Spending cuts proposed under London mayor Boris Johnson's (draft) police and crime plan mean that the Hackney police station in Lower Clapton Road, opposite Clapton Square, is earmarked for closure. Diane Abbott is quoted in the Gazette criticising the decision. She points her finger at Westminster rather than City Hall, claiming the decision shows Hackney is "one of the victims of the way this government is ripping into frontline policing."
But will policing be less effective if the police station goes? Will crime increase as a result? I think it's very unlikely. In the 21 years that I've lived near Clapton Pond I've quite often reported crime to the police - perhaps 50 times, probably more - but only once at the local cop shop. That was many years ago, but I recall standing at the counter for a very long time, wondering if a kindly constable would ever emerge from within and say hello, hello, hello. No other member of the public dropped in while I was there.
Every other time I've felt the need to report something to the police I've used the telephone. And that, of course, is what most people do. Three top criminologists who were recently quizzed by London Assembly members about Johnson's plan seemed unperturbed by concerns about station closures for that very reason. They hardly jumped up and down about proposals for reorganising safer neighbourhood teams either - something else Labour politicians are unhappy about.

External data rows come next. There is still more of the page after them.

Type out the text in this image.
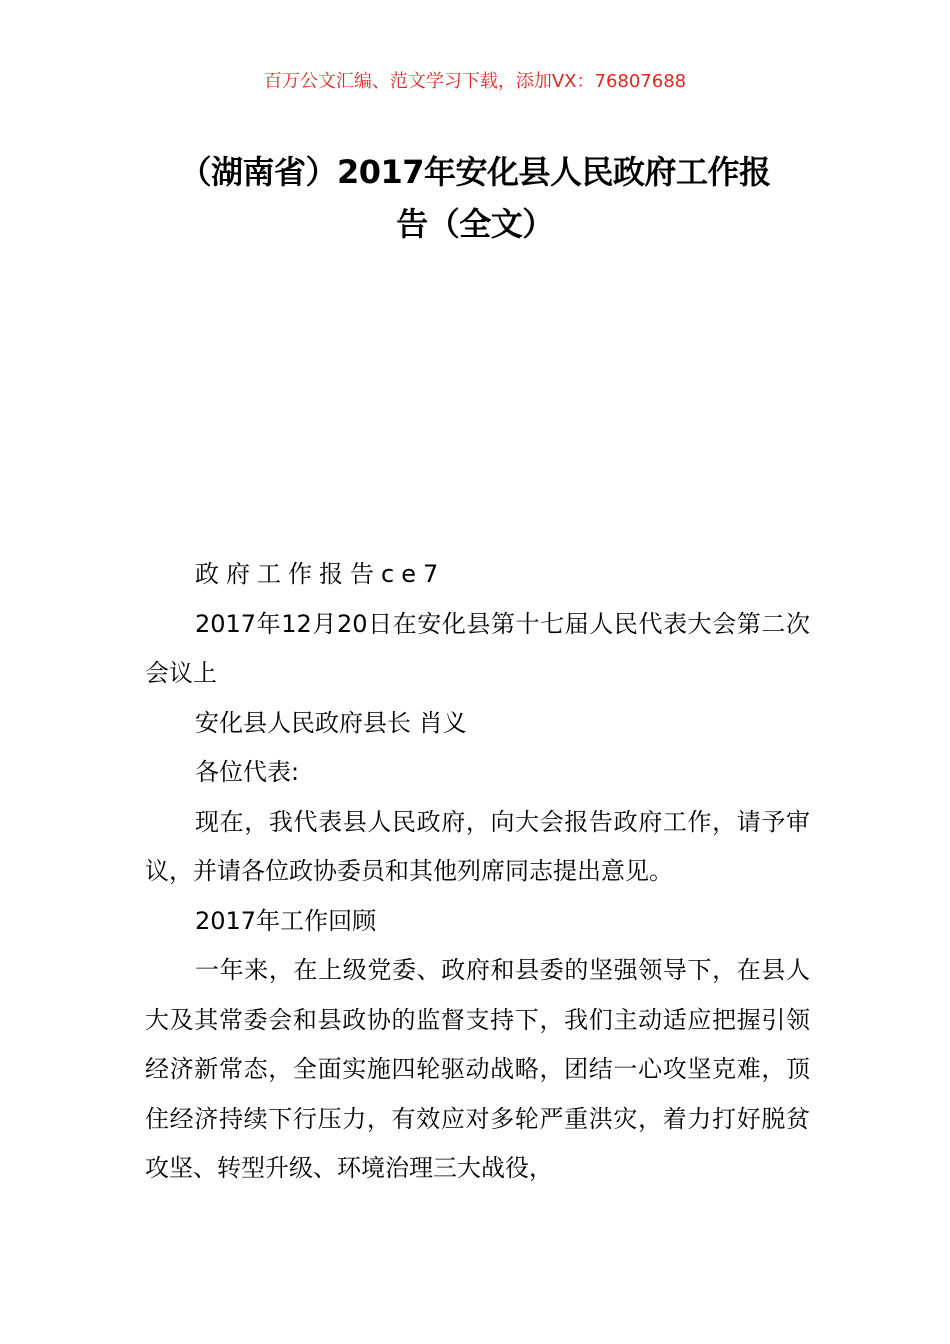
百万公文汇编、范文学习下载，添加VX：76807688
（湖南省）2017年安化县人民政府工作报
告（全文）

政府工作报告ce7

2017年12月20日在安化县第十七届人民代表大会第二次会议上

安化县人民政府县长 肖义

各位代表:

现在，我代表县人民政府，向大会报告政府工作，请予审议，并请各位政协委员和其他列席同志提出意见。

2017年工作回顾

一年来，在上级党委、政府和县委的坚强领导下，在县人大及其常委会和县政协的监督支持下，我们主动适应把握引领经济新常态，全面实施四轮驱动战略，团结一心攻坚克难，顶住经济持续下行压力，有效应对多轮严重洪灾，着力打好脱贫攻坚、转型升级、环境治理三大战役，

Those experts were far more concerned about the shallow populism of Johnson's plan than the number and location of "bobbies on the beat" or the bricks and mortar that will be sold to make budgetary ends meet.
Where, they asked, were the thought-through measures for improving and tracking that all-important public confidence in the police, especially among people living in high crime areas? Amid all the vote-seeking talk of protecting "the frontline" - whatever that term actually means - where was any grasp of the need for different layers of the police service to work together more efficiently, from the neighbourhood officers we pass on the street to the civilian staff who ensure that information they pick up is efficiently acted on to the satisfaction of the person who provided it?
That stuff is almost non-existent in Boris's Blueprint. And its absence is a far greater cause for concern than the closure of a police station to which very few people who need the help of the police actually go.